Soon enough you start talking about the big things. The things that really matter to you. The things you think should matter to the person you may end up sharing a significant chunk of your life with. And are anyway (oops) already sharing your bed with. The box-ticker that he is, you’ve already kind of assumed you’re on the same page. But, conscientious as ever, you feel compelled to do the due diligence.
And so you start initiating conversations, subtly, of course, about the big things. Political leanings. Social values. Feminism. Discussions go relatively smoothly; you aren’t fully aligned but share an open-mindedness that fosters consideration, understanding, and a knack for metaphorically standing in another person’s shoes.
Then it hits.
“A feminist? No babe, I’m not one of those. Lol.”
Lol? Lol? This is not a laughing matter. Babe.
What happens now??
You talk it out. You interrogate. You question, and honestly try to understand. But of course, you can’t. Because what good reason can he possibly have to disregard this word. This movement. This inherent belief of yours.

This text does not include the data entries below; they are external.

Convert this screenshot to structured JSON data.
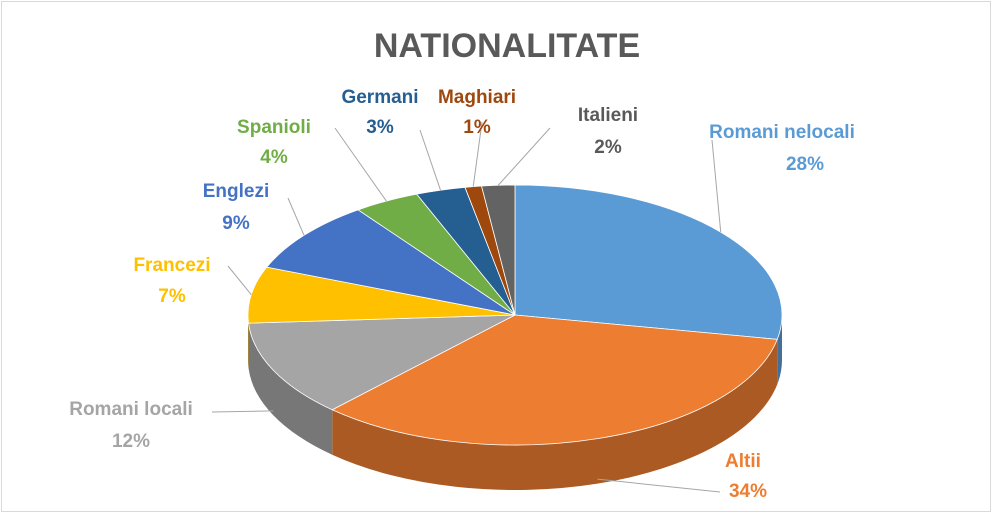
{
  "chart_data": {
    "type": "pie",
    "title": "NATIONALITATE",
    "categories": [
      "Romani nelocali",
      "Altii",
      "Romani locali",
      "Francezi",
      "Englezi",
      "Spanioli",
      "Germani",
      "Maghiari",
      "Italieni"
    ],
    "values": [
      28,
      34,
      12,
      7,
      9,
      4,
      3,
      1,
      2
    ],
    "value_labels": [
      "28%",
      "34%",
      "12%",
      "7%",
      "9%",
      "4%",
      "3%",
      "1%",
      "2%"
    ],
    "colors": [
      "#5b9bd5",
      "#ed7d31",
      "#a5a5a5",
      "#ffc000",
      "#4472c4",
      "#70ad47",
      "#255e91",
      "#9e480e",
      "#636363"
    ]
  }
}
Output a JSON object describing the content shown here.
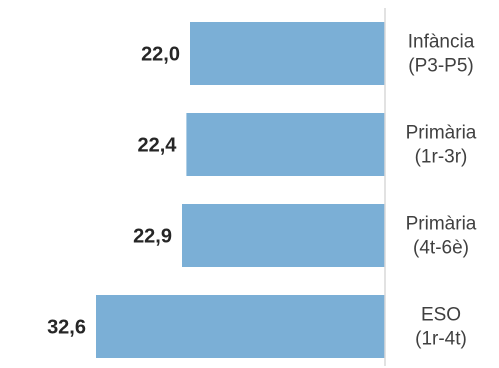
{
  "chart_data": {
    "type": "bar",
    "orientation": "horizontal",
    "categories": [
      [
        "Infància",
        "(P3-P5)"
      ],
      [
        "Primària",
        "(1r-3r)"
      ],
      [
        "Primària",
        "(4t-6è)"
      ],
      [
        "ESO",
        "(1r-4t)"
      ]
    ],
    "values": [
      22.0,
      22.4,
      22.9,
      32.6
    ],
    "value_labels": [
      "22,0",
      "22,4",
      "22,9",
      "32,6"
    ],
    "bar_color": "#7bafd6",
    "bar_direction": "right-to-left",
    "xlim": [
      0,
      32.6
    ],
    "grid": false,
    "legend": "none"
  }
}
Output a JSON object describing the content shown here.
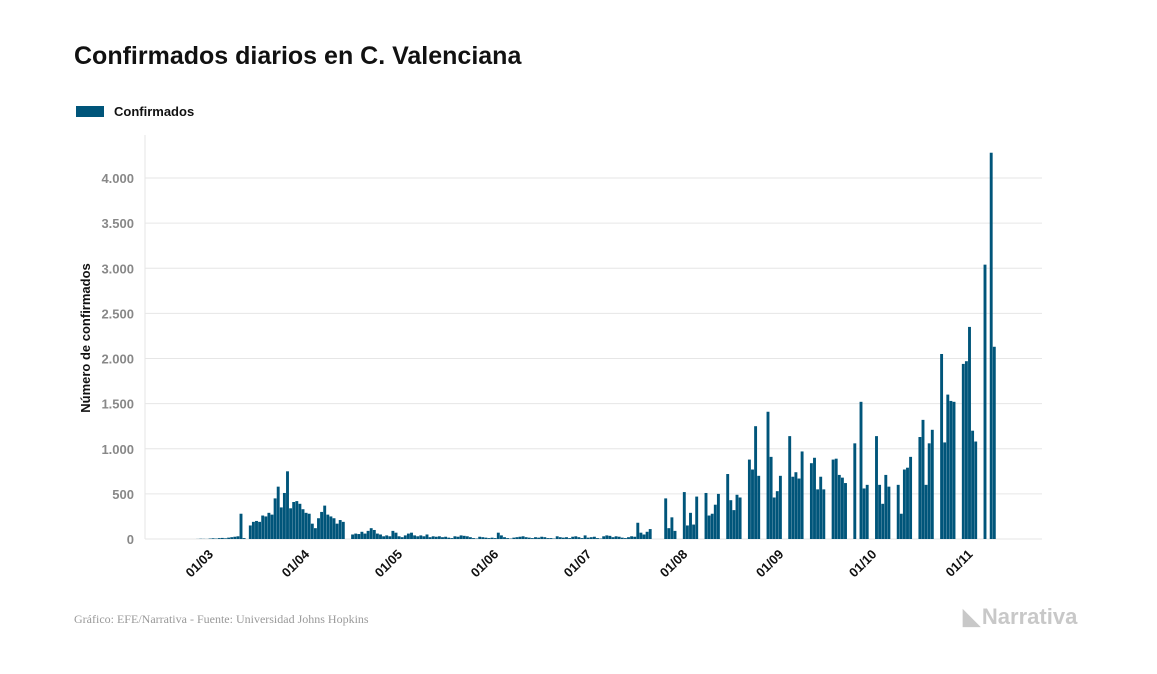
{
  "title": "Confirmados diarios en C. Valenciana",
  "source": "Gráfico: EFE/Narrativa - Fuente: Universidad Johns Hopkins",
  "logo": "Narrativa",
  "colors": {
    "bar": "#00557a",
    "grid": "#e6e6e6",
    "logo": "#c8c8c8"
  },
  "chart_data": {
    "type": "bar",
    "title": "Confirmados diarios en C. Valenciana",
    "legend": {
      "entries": [
        "Confirmados"
      ],
      "position": "top-left"
    },
    "ylabel": "Número de confirmados",
    "xlabel": "",
    "ylim": [
      0,
      4500
    ],
    "grid": true,
    "y_ticks": [
      {
        "value": 0,
        "label": "0"
      },
      {
        "value": 500,
        "label": "500"
      },
      {
        "value": 1000,
        "label": "1.000"
      },
      {
        "value": 1500,
        "label": "1.500"
      },
      {
        "value": 2000,
        "label": "2.000"
      },
      {
        "value": 2500,
        "label": "2.500"
      },
      {
        "value": 3000,
        "label": "3.000"
      },
      {
        "value": 3500,
        "label": "3.500"
      },
      {
        "value": 4000,
        "label": "4.000"
      }
    ],
    "x_ticks": [
      "01/03",
      "01/04",
      "01/05",
      "01/06",
      "01/07",
      "01/08",
      "01/09",
      "01/10",
      "01/11"
    ],
    "series": [
      {
        "name": "Confirmados",
        "values": [
          0,
          1,
          3,
          2,
          1,
          5,
          8,
          5,
          10,
          12,
          8,
          15,
          20,
          25,
          30,
          280,
          10,
          0,
          150,
          190,
          200,
          190,
          260,
          250,
          290,
          270,
          450,
          580,
          350,
          510,
          750,
          340,
          410,
          420,
          390,
          330,
          290,
          280,
          170,
          120,
          230,
          300,
          370,
          270,
          250,
          230,
          170,
          210,
          190,
          0,
          0,
          50,
          60,
          55,
          80,
          60,
          90,
          120,
          100,
          60,
          50,
          30,
          40,
          30,
          90,
          70,
          30,
          20,
          40,
          60,
          70,
          40,
          30,
          40,
          30,
          50,
          20,
          30,
          25,
          30,
          20,
          25,
          15,
          10,
          30,
          25,
          40,
          35,
          30,
          20,
          10,
          5,
          25,
          20,
          15,
          10,
          15,
          10,
          70,
          40,
          20,
          10,
          5,
          15,
          20,
          25,
          30,
          20,
          15,
          10,
          20,
          15,
          25,
          20,
          10,
          10,
          5,
          30,
          20,
          15,
          20,
          10,
          25,
          30,
          20,
          10,
          40,
          15,
          20,
          25,
          10,
          5,
          30,
          40,
          35,
          20,
          30,
          25,
          15,
          10,
          20,
          30,
          25,
          180,
          70,
          50,
          80,
          110,
          0,
          0,
          0,
          0,
          450,
          120,
          240,
          90,
          0,
          0,
          520,
          150,
          290,
          160,
          470,
          0,
          0,
          510,
          260,
          280,
          380,
          500,
          0,
          0,
          720,
          430,
          320,
          490,
          460,
          0,
          0,
          880,
          770,
          1250,
          700,
          0,
          0,
          1410,
          910,
          460,
          530,
          700,
          0,
          0,
          1140,
          690,
          740,
          670,
          970,
          0,
          0,
          840,
          900,
          550,
          690,
          550,
          0,
          0,
          880,
          890,
          710,
          680,
          620,
          0,
          0,
          1060,
          0,
          1520,
          560,
          600,
          0,
          0,
          1140,
          600,
          390,
          710,
          580,
          0,
          0,
          600,
          280,
          770,
          790,
          910,
          0,
          0,
          1130,
          1320,
          600,
          1060,
          1210,
          0,
          0,
          2050,
          1070,
          1600,
          1530,
          1520,
          0,
          0,
          1940,
          1970,
          2350,
          1200,
          1080,
          0,
          0,
          3040,
          0,
          4280,
          2130
        ]
      }
    ]
  }
}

He thinks equality already exists. He sees women in leadership and nods with acceptance. The work is done. We no longer need to worry. You explain to him why that is not the case. How that will never be the case in our lifetime. He doesn’t agree.
But still he gives you butterflies. Makes you smile. By some strange turn of events makes you feel like no man has made you feel before.
And so the reckoning continues: can I call myself a feminist, if my chosen romantic partner does not?
Dizzy and Drowning by Roseanny Fahey
You never want to be that girl. The Mary Sue. The Bella Swan. The girl who cries into her pillow, waiting for her prince to come home. It’s never even a prince, is it? It’s a vampire. A dime a dozen boy with daddy issues, commitment issues, take your pick at the buffet.
Boys fall into that role, but girls are warned never to be like her. That wasn’t me. That would never be me. Statements that teenage-feminist-me believed with her whole heart.
She never cried when boys broke up with her. They always came back anyway. Then I met him. Then he kissed me. Then he left. So, to calm the flame in my chest, I dove into the sea.
Except the sea was a whirlpool, and when I wasn’t sinking, he was saving me. And when he wasn’t saving me, he was throwing me to the sharks.
A year passed. A year of false friendship and faceless dates. Playing pretend until we fell together again. A game of push and pull that I both loved and hated to play. I walked away.
And oh, was I proud. Walking away from Heathcliff the fuckboy. Where was my goddamn medal? Maybe bronze would make me feel better because nothing could help me move on. Not the talking and drinking and dating. Not the bitching and processing and writing. Nothing made a damn bit of difference.
For twelve months, I refused to be that girl. For six, I despised myself for being her. And only after a year and a half, have I accepted that when you’re in a whirlpool, all you can do is wait until you reach the bottom. Because it’s a slow swim up to the shore.